The second chink in the dam. The Church was pretty fucked up about a lot of shit, and I was no longer BUYING the rather faulty looking product.

You don't have to stand back very far from religion in order to start seeing its flaws. All it takes is a little lack of faith.

I do not believe in The Virgin Birth. I do not believe that Jesus is the Son of God. I do not believe that he was resurrected, nor that he arose, bodily, into heaven (and neither did Mary!)

I do believe that there is a God. I also believe that there was a Mary, and a Joseph, and an Andrew, John, Matthew, Mary Magdalene, Jesus and all the rest of them. I do believe that Jesus started a sect of Judaism which preached tolerance and love and forgiveness and acceptance. I believe that he was a GOOD AND HOLY MAN. The operative word being "man.'

And I believe that an awful lot of people got very, very rich and very, very powerful, and that they continue to get rich and powerful, by twisting and distorting and spewing venomous, hateful words, in Jesus's name, totally forgetting his words of love and forgiveness and tolerance and acceptance. Instead, they preach a message of conformity, of lock-step thinking, of dogma, of unbending, unaccepting, unloving, money-donating obedience. Not to God, but to "themselves."

And I believe that IF there is a place in some sort of human-shaped afterlife where there is something like humanlike consciousness, that there is a very special version of Hell for all of those people who told me, and millions of others like me, that I was sick, that I was sinful, that I was rotten, that I was no good, that I was unacceptable to them, that I was unacceptable to God and that I was garbage.

They were wrong. I am Ron. God loves me, every square inch of me, warts and all.

2 comments:

Bev Sykes said...

I first knew the church was wrong when it told me that my saintly mother could not enter heaven and my rageaholic father could, just because he was baptized and she was not. It didn't make sense to me then, and it does not make sense to me now (though my father knows all about it since he's been gone lo these many years.

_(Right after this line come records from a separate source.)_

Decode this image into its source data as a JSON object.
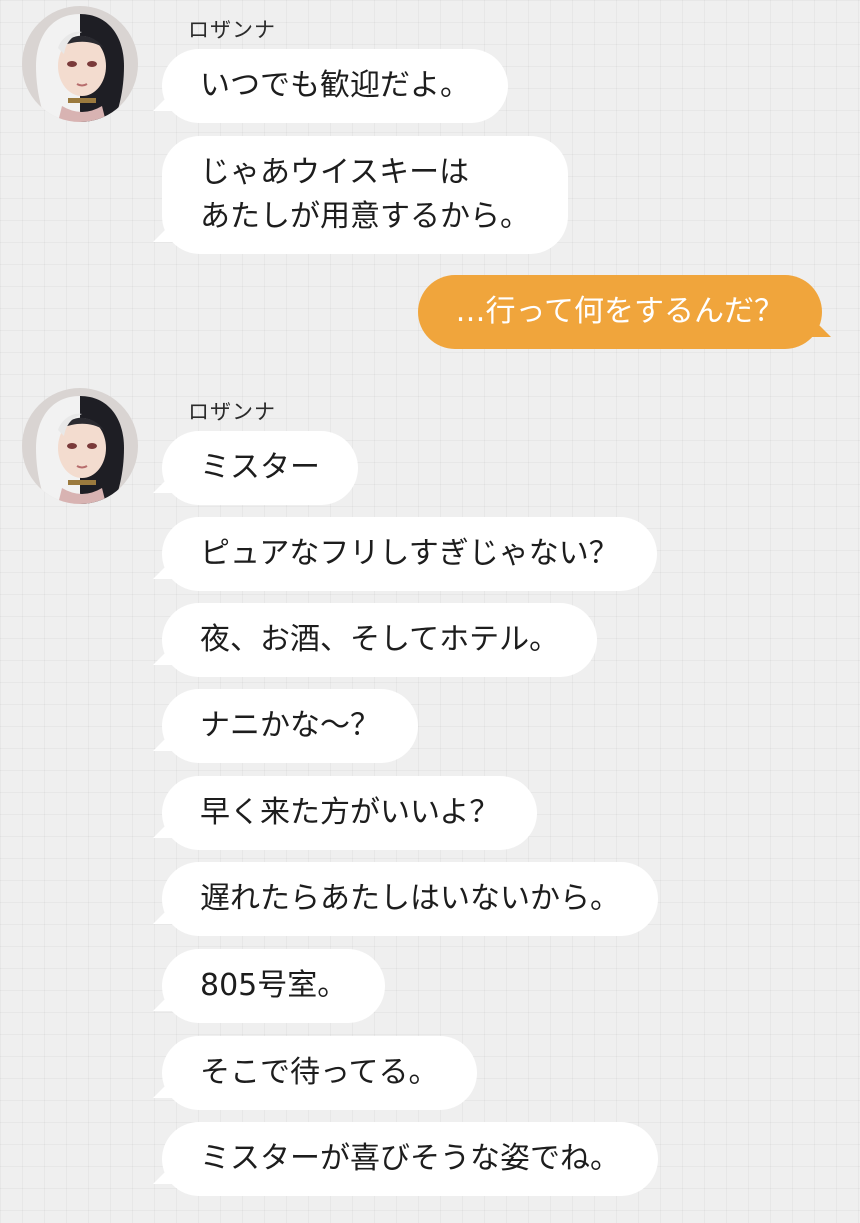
{
  "groups": [
    {
      "sender": "ロザンナ",
      "messages": [
        "いつでも歓迎だよ。",
        "じゃあウイスキーは\nあたしが用意するから。"
      ]
    },
    {
      "sender": "me",
      "messages": [
        "…行って何をするんだ？"
      ]
    },
    {
      "sender": "ロザンナ",
      "messages": [
        "ミスター",
        "ピュアなフリしすぎじゃない？",
        "夜、お酒、そしてホテル。",
        "ナニかな～？",
        "早く来た方がいいよ？",
        "遅れたらあたしはいないから。",
        "805号室。",
        "そこで待ってる。",
        "ミスターが喜びそうな姿でね。"
      ]
    }
  ],
  "colors": {
    "background": "#efefef",
    "incoming_bubble": "#ffffff",
    "outgoing_bubble": "#f0a53c",
    "outgoing_text": "#ffffff"
  },
  "icons": {
    "avatar": "rosanna-portrait"
  }
}
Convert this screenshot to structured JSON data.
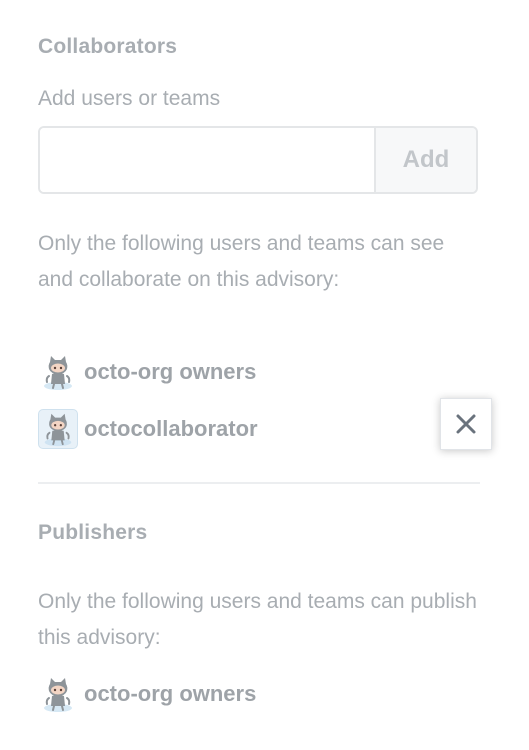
{
  "collaborators": {
    "heading": "Collaborators",
    "add_label": "Add users or teams",
    "input_value": "",
    "input_placeholder": "",
    "add_button": "Add",
    "description": "Only the following users and teams can see and collaborate on this advisory:",
    "members": [
      {
        "name": "octo-org owners",
        "avatar": "octocat-avatar",
        "removable": false
      },
      {
        "name": "octocollaborator",
        "avatar": "octocat-avatar",
        "removable": true
      }
    ],
    "remove_icon": "close-icon"
  },
  "publishers": {
    "heading": "Publishers",
    "description": "Only the following users and teams can publish this advisory:",
    "members": [
      {
        "name": "octo-org owners",
        "avatar": "octocat-avatar"
      }
    ]
  },
  "colors": {
    "muted_text": "#a8adb2",
    "border": "#e4e6e8",
    "avatar_bg": "#e8f1f8"
  }
}
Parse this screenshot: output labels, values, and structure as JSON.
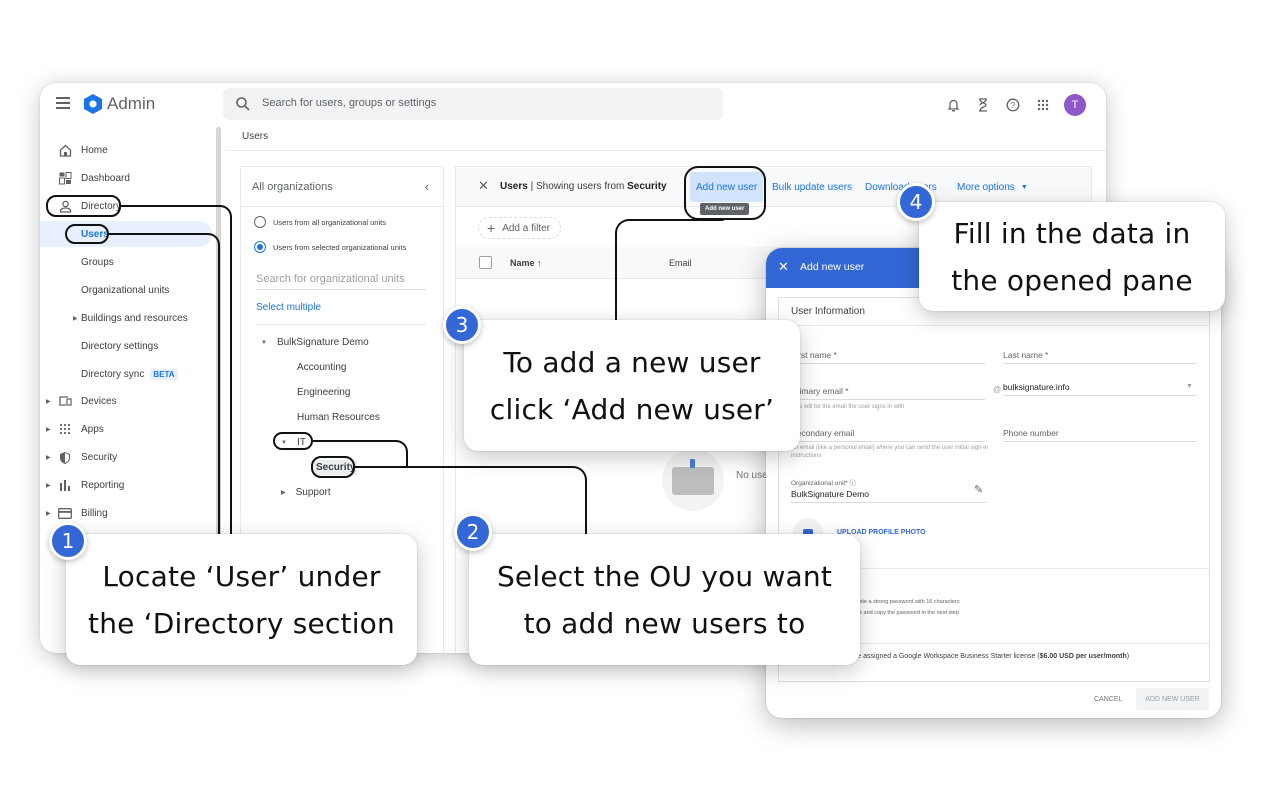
{
  "app": {
    "title": "Admin",
    "search_placeholder": "Search for users, groups or settings",
    "avatar_initial": "T",
    "top_icons": [
      "bell-icon",
      "hourglass-icon",
      "help-icon",
      "apps-grid-icon"
    ]
  },
  "sidebar": {
    "items": [
      {
        "label": "Home",
        "icon": "home-icon"
      },
      {
        "label": "Dashboard",
        "icon": "dashboard-icon"
      },
      {
        "label": "Directory",
        "icon": "person-icon"
      },
      {
        "label": "Users"
      },
      {
        "label": "Groups"
      },
      {
        "label": "Organizational units"
      },
      {
        "label": "Buildings and resources"
      },
      {
        "label": "Directory settings"
      },
      {
        "label": "Directory sync",
        "badge": "BETA"
      },
      {
        "label": "Devices",
        "icon": "devices-icon"
      },
      {
        "label": "Apps",
        "icon": "apps-icon"
      },
      {
        "label": "Security",
        "icon": "shield-icon"
      },
      {
        "label": "Reporting",
        "icon": "bar-chart-icon"
      },
      {
        "label": "Billing",
        "icon": "credit-card-icon"
      }
    ]
  },
  "breadcrumb": "Users",
  "org_panel": {
    "title": "All organizations",
    "radio_all": "Users from all organizational units",
    "radio_selected": "Users from selected organizational units",
    "search_placeholder": "Search for organizational units",
    "select_multiple": "Select multiple",
    "tree": {
      "root": "BulkSignature Demo",
      "children": [
        "Accounting",
        "Engineering",
        "Human Resources",
        "IT",
        "Security",
        "Support"
      ]
    }
  },
  "users_panel": {
    "title_prefix": "Users",
    "title_mid": " | Showing users from ",
    "title_ou": "Security",
    "actions": {
      "add_new_user": "Add new user",
      "bulk_update": "Bulk update users",
      "download": "Download users",
      "more_options": "More options"
    },
    "tooltip": "Add new user",
    "add_filter": "Add a filter",
    "columns": {
      "name": "Name",
      "email": "Email"
    },
    "empty_text": "No users"
  },
  "add_user_pane": {
    "title": "Add new user",
    "section_title": "User Information",
    "first_name": "First name *",
    "last_name": "Last name *",
    "primary_email": "Primary email *",
    "primary_email_hint": "This will be the email the user signs in with",
    "domain": "bulksignature.info",
    "secondary_email": "Secondary email",
    "secondary_email_hint": "An email (like a personal email) where you can send the user initial sign-in instructions",
    "phone_number": "Phone number",
    "ou_label": "Organizational unit*",
    "ou_value": "BulkSignature Demo",
    "upload_photo": "UPLOAD PROFILE PHOTO",
    "password_line1": "Automatically generate a strong password with 16 characters",
    "password_line2": "You'll be able to view and copy the password in the next step",
    "license_text": "This user will be assigned a Google Workspace Business Starter license (",
    "license_price": "$6.00 USD per user/month",
    "license_close": ")",
    "cancel": "CANCEL",
    "submit": "ADD NEW USER"
  },
  "callouts": [
    {
      "step": "1",
      "line1": "Locate ‘User’ under",
      "line2": "the ‘Directory section"
    },
    {
      "step": "2",
      "line1": "Select the OU you want",
      "line2": "to add new users to"
    },
    {
      "step": "3",
      "line1": "To add a new user",
      "line2": "click ‘Add new user’"
    },
    {
      "step": "4",
      "line1": "Fill in the data in",
      "line2": "the opened pane"
    }
  ],
  "colors": {
    "accent": "#1a73e8",
    "pane_header": "#3367d6",
    "badge": "#3367d6",
    "avatar": "#8e58c8"
  }
}
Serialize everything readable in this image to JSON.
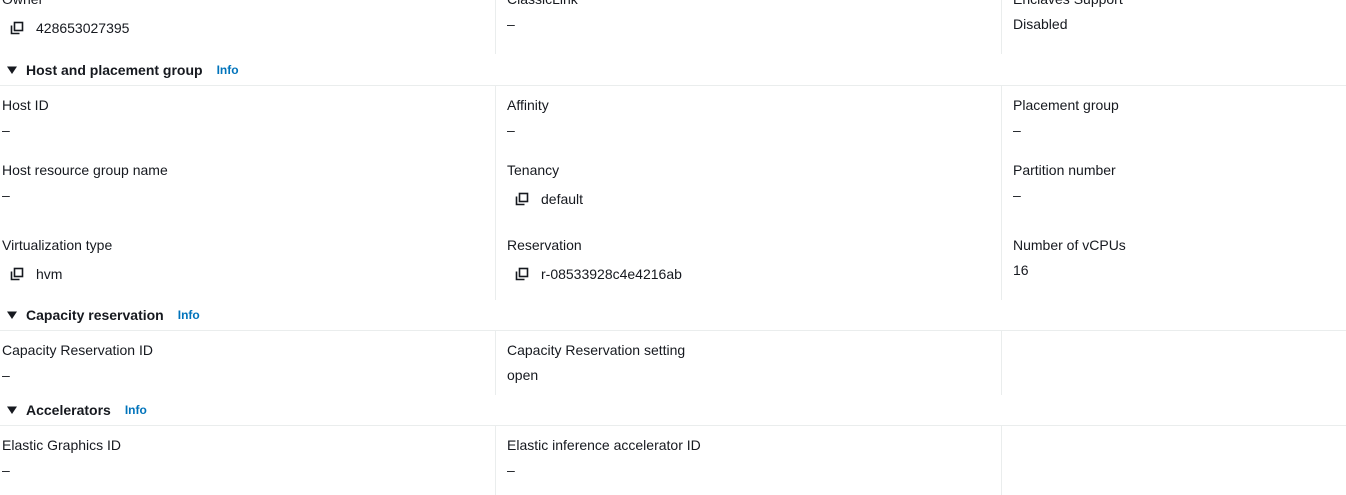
{
  "top_row": {
    "owner": {
      "label": "Owner",
      "value": "428653027395"
    },
    "classiclink": {
      "label": "ClassicLink",
      "value": "–"
    },
    "enclaves_support": {
      "label": "Enclaves Support",
      "value": "Disabled"
    }
  },
  "host_placement": {
    "title": "Host and placement group",
    "info": "Info",
    "fields": {
      "host_id": {
        "label": "Host ID",
        "value": "–"
      },
      "affinity": {
        "label": "Affinity",
        "value": "–"
      },
      "placement_group": {
        "label": "Placement group",
        "value": "–"
      },
      "host_resource_group_name": {
        "label": "Host resource group name",
        "value": "–"
      },
      "tenancy": {
        "label": "Tenancy",
        "value": "default"
      },
      "partition_number": {
        "label": "Partition number",
        "value": "–"
      },
      "virtualization_type": {
        "label": "Virtualization type",
        "value": "hvm"
      },
      "reservation": {
        "label": "Reservation",
        "value": "r-08533928c4e4216ab"
      },
      "number_of_vcpus": {
        "label": "Number of vCPUs",
        "value": "16"
      }
    }
  },
  "capacity_reservation": {
    "title": "Capacity reservation",
    "info": "Info",
    "fields": {
      "capacity_reservation_id": {
        "label": "Capacity Reservation ID",
        "value": "–"
      },
      "capacity_reservation_setting": {
        "label": "Capacity Reservation setting",
        "value": "open"
      }
    }
  },
  "accelerators": {
    "title": "Accelerators",
    "info": "Info",
    "fields": {
      "elastic_graphics_id": {
        "label": "Elastic Graphics ID",
        "value": "–"
      },
      "elastic_inference_accelerator_id": {
        "label": "Elastic inference accelerator ID",
        "value": "–"
      }
    }
  },
  "icons": {
    "copy": "copy-icon",
    "caret": "caret-down-icon"
  },
  "colors": {
    "text": "#16191f",
    "link": "#0073bb",
    "divider": "#eaeded"
  }
}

I also didn't believe the church could possibly be all-knowing when it told me to have a baby every year when I was so stressed that I was in danger of killing (seriously) the ones I already had. The day I decided I would believe he pope when he spent a day at my house changing diapers was the day that life changed.

Then all sorts of other things were OK...it's a slippery slope, and sometimes quite a delicious one.

JoyZeeBoy said...

I loved that, "it's a slippery slope" comment of yours. It's so true.

I nearly made a comment about the "finger in the dyke" but somehow or other, it just seemed redundant.